PLS is a special case of rCCA with c=1:
$$ \max_{\mathbf{w}_1, \mathbf{w}_2} \; \mathbf{w}_1^\top X_1^\top X_2 \mathbf{w}_2 \quad \text{s.t.} \quad |\mathbf{w}_i|_2 = 1 $$
Multiview methods (≥2 views)¶
These methods generalise CCA to three or more views.
MCCA — Multiset CCA¶
When to use: Multiple views, interpretable pairwise-sum objective.
MCCA maximises the sum of pairwise correlations across all view pairs. It solves a generalised eigenvalue problem on block matrices:
$$ A \mathbf{v} = \lambda B \mathbf{v} $$
where $A$ contains the cross-view covariances and $B$ the regularised within-view covariances.
GCCA — Generalised CCA¶
When to use: Multiple views with potentially different numbers of features; best when you want a single shared low-dimensional representation.
GCCA finds a common latent variable $G$ (of shape $n \times k$) such that each view can be reconstructed from it:
$$ \min_{G, W_i} \sum_{i} \mu_i |X_i W_i - G|_F^2 $$
This is equivalent to maximising the sum of squared canonical correlations between each view and the shared projection.
TCCA — Tensor CCA¶
When to use: When you want to capture higher-order (beyond pairwise) correlations among multiple views.
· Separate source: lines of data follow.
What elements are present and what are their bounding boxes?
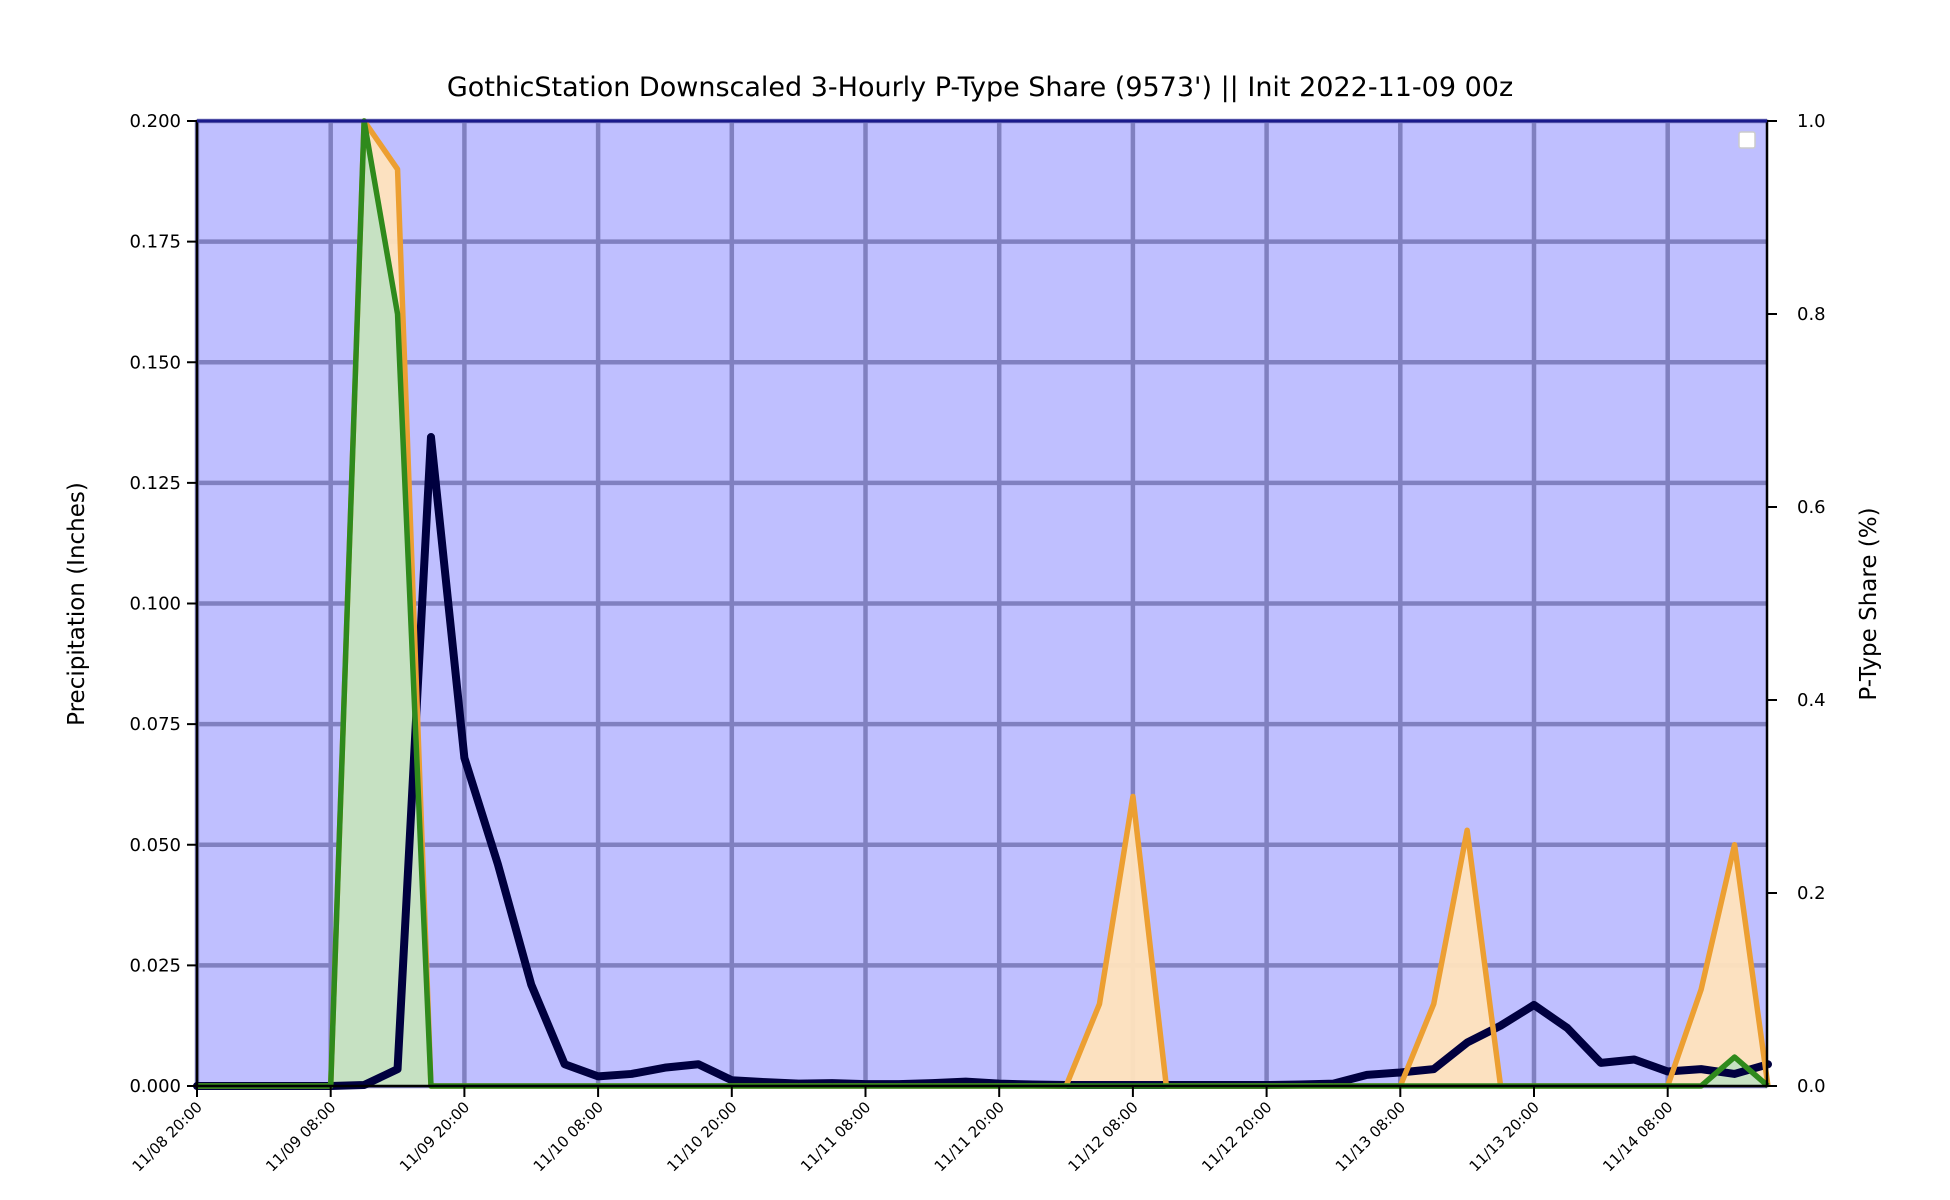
x-tick-label: 11/14 08:00 [1599, 1098, 1676, 1175]
precip-line [193, 433, 1772, 1090]
y-tick-label: 0.025 [129, 955, 181, 976]
y-tick-label: 0.000 [129, 1076, 181, 1097]
y-axis-label: Precipitation (Inches) [64, 482, 90, 726]
y-tick-label: 0.100 [129, 594, 181, 615]
y-tick-label: 0.075 [129, 714, 181, 735]
y-tick-label: 0.175 [129, 232, 181, 253]
y2-tick-label: 0.2 [1797, 883, 1826, 904]
y-tick-label: 0.150 [129, 352, 181, 373]
y2-tick-label: 0.0 [1797, 1076, 1826, 1097]
x-tick-label: 11/09 08:00 [262, 1098, 339, 1175]
legend [1738, 131, 1756, 149]
y-tick-label: 0.125 [129, 473, 181, 494]
chart-title: GothicStation Downscaled 3-Hourly P-Type… [447, 72, 1513, 103]
x-tick-label: 11/12 20:00 [1198, 1098, 1275, 1175]
y2-tick-label: 0.6 [1797, 497, 1826, 518]
y-tick-label: 0.050 [129, 835, 181, 856]
x-tick-label: 11/13 20:00 [1466, 1098, 1543, 1175]
x-tick-label: 11/12 08:00 [1064, 1098, 1141, 1175]
x-tick-label: 11/11 08:00 [797, 1098, 874, 1175]
x-tick-label: 11/10 20:00 [663, 1098, 740, 1175]
y2-tick-label: 0.8 [1797, 304, 1826, 325]
x-tick-label: 11/11 20:00 [931, 1098, 1008, 1175]
y-tick-label: 0.200 [129, 111, 181, 132]
y2-axis-label: P-Type Share (%) [1856, 507, 1882, 700]
x-tick-label: 11/09 20:00 [396, 1098, 473, 1175]
share-area-1 [197, 121, 1768, 1086]
x-tick-label: 11/13 08:00 [1332, 1098, 1409, 1175]
x-tick-label: 11/10 08:00 [530, 1098, 607, 1175]
x-tick-label: 11/08 20:00 [129, 1098, 206, 1175]
y2-tick-label: 1.0 [1797, 111, 1826, 132]
y2-tick-label: 0.4 [1797, 690, 1826, 711]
TCCA builds a joint cross-moment tensor of the whitened views and finds its best rank-$k$ PARAFAC decomposition:
$$ T = \frac{1}{n} \sum_{j} \tilde{\mathbf{x}}^{(1)}_j \otimes \cdots \otimes \tilde{\mathbf{x}}^{(M)}_j $$
from cca_zoo.linear import TCCA
model = TCCA(latent_dimensions=2, c=0.01, random_state=0).fit([X1, X2, X3])
Gradient-descent methods¶
These methods replace the full eigendecomposition with mini-batch Riemannian gradient descent on the Stiefel manifold, making them practical for very high-dimensional or streaming data.
| Class | Description |
|---|---|
PLS_EY |
Eckart-Young PLS objective, stochastic updates |
CCA_EY |
Eckart-Young CCA (whitened), stochastic updates |
MCCA_EY |
Multiview EY-CCA for ≥2 views |
from cca_zoo.linear import CCA_EY
model = CCA_EY(latent_dimensions=2, lr=0.01, batch_size=64, max_iter=200)
model.fit([X1, X2])
Sparse / iterative methods¶
All sparse methods in cca_zoo.linear use an Alternating Least Squares (ALS) loop with
Gram-Schmidt deflation to extract multiple canonical directions.
Choosing a sparse method
- SCCA_PMD — fast, interpretable L1 bound; good default for sparse CCA
- SCCA_ADMM — more principled L1 penalty via ADMM
- SCCA_IPLS — elastic net penalty; handles both L1 and L2 regularisation
- ElasticCCA — elastic net applied to the multiview sum-of-scores target
- ParkhomenkoCCA — simple fixed soft-threshold; fast but less adaptive
- SCCA_Span — hard threshold (top-k entries); useful when sparsity level is known
- PLS_ALS — no sparsity; ALS version of PLS (useful as a baseline)
SCCA_PMD¶
Imposes L1 constraints via bisection-based soft-thresholding (Witten 2009):
$$ \max_{\mathbf{w}_1, \mathbf{w}_2} \; \mathbf{w}_1^\top X_1^\top X_2 \mathbf{w}_2 \quad \text{s.t.} \quad |\mathbf{w}_i|_1 \leq \tau_i\sqrt{p_i},\; |\mathbf{w}_i|_2 = 1 $$
tau=1 (default) gives no sparsity; smaller values give sparser solutions.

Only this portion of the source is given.